I had an accumulated list of things I needed while I was out on the town: a box of a hundred Red Rose tea bags, lettuce, Goya-brand green salsa, extremely narrow-gauge flexible copper pipe, various small PVC fittings, and five gallons of apple cider. The success with my revisit of cider fermentation has tempted me to ramp up production.
While I was out, I happened to visit P&T Surplus in Kingston's Rondout area, and though I didn't see anything I needed, I was intrigued by some extremely powerful electric motors, some of which came with gearboxes. Also, I wondered if a pair of old ISDN router would be of any use for extending low-bandwidth networking using long lengths of cheap telephone line.

This evening Penny came over and it was the first time I'd seen her since the yardsale at her place in early November. She's and David are in the process of consolidating their city-based lives, and she's moving into his West Village apartment. As part of the move she sold a piece of furniture to a woman who paid with an envelope labeled with the agreed-upon price, $225. But by the time this envelope's contents were examined the next day, it was found to contain only $125. Penny was still plotting what to do about the situation (and she was definitely not going to let this go); the envelope featured contact information sufficient to track the woman down.
The three of us went together to a poetry-reading event at the Colony Café in Woodstock. Gretchen and our friend Tara were on the list of invited readers, although there would also be a period reserved for open mike that we would have to be sure to miss. In the meantime, Penny and I took advantage of the Colony's bar, which graduated in recent times to a bar of the fully-stocked liquor kind. Penny was intrepid enough to order a Manhattan, although the bartender looked a far too young to be capable of confecting such a thing.

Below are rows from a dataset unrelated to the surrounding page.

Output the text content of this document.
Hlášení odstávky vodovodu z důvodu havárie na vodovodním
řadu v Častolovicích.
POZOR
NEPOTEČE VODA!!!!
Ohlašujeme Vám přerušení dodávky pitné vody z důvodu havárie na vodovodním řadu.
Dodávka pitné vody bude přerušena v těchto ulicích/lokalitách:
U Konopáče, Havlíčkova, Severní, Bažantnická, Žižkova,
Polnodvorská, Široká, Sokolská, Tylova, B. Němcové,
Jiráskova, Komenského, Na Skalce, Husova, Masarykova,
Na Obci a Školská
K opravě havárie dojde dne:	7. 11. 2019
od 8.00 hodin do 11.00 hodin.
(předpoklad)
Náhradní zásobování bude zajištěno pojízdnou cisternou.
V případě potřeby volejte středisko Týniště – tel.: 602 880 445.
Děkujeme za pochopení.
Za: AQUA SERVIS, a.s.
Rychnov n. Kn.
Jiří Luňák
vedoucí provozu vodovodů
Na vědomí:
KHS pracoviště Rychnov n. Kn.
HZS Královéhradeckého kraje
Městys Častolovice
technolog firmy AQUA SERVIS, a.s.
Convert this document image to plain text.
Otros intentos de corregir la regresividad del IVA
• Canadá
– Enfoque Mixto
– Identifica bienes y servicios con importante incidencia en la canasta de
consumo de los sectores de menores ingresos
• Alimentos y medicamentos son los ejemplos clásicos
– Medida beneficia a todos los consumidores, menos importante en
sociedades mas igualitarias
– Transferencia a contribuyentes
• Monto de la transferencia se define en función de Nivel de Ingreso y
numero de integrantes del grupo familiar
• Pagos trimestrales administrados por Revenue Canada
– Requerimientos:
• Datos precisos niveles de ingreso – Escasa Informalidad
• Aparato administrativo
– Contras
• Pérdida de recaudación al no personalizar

When Penny and I cut out early, we went to the nearby Landau Grill for another round, where we compared notes on how much more social we used to be back when we were still unmarried. While we were there a complete stranger at the other end of the bar ordered a round of drinks for everyone there (including us), but we didn't stay long enough to take advantage. The others were soon seen taking shots of Jägermeister, something I've never seen done by anyone older than twenty. We were in such a hurry as we departed that Penny accidentally left that envelope with its $125 on the bar. Happily, though, a guy Gretchen had befriended at the Colony and brought to the Landau did the nice thing and brought it to Penny at the Garden Café, which we'd dashed to get to before closing time.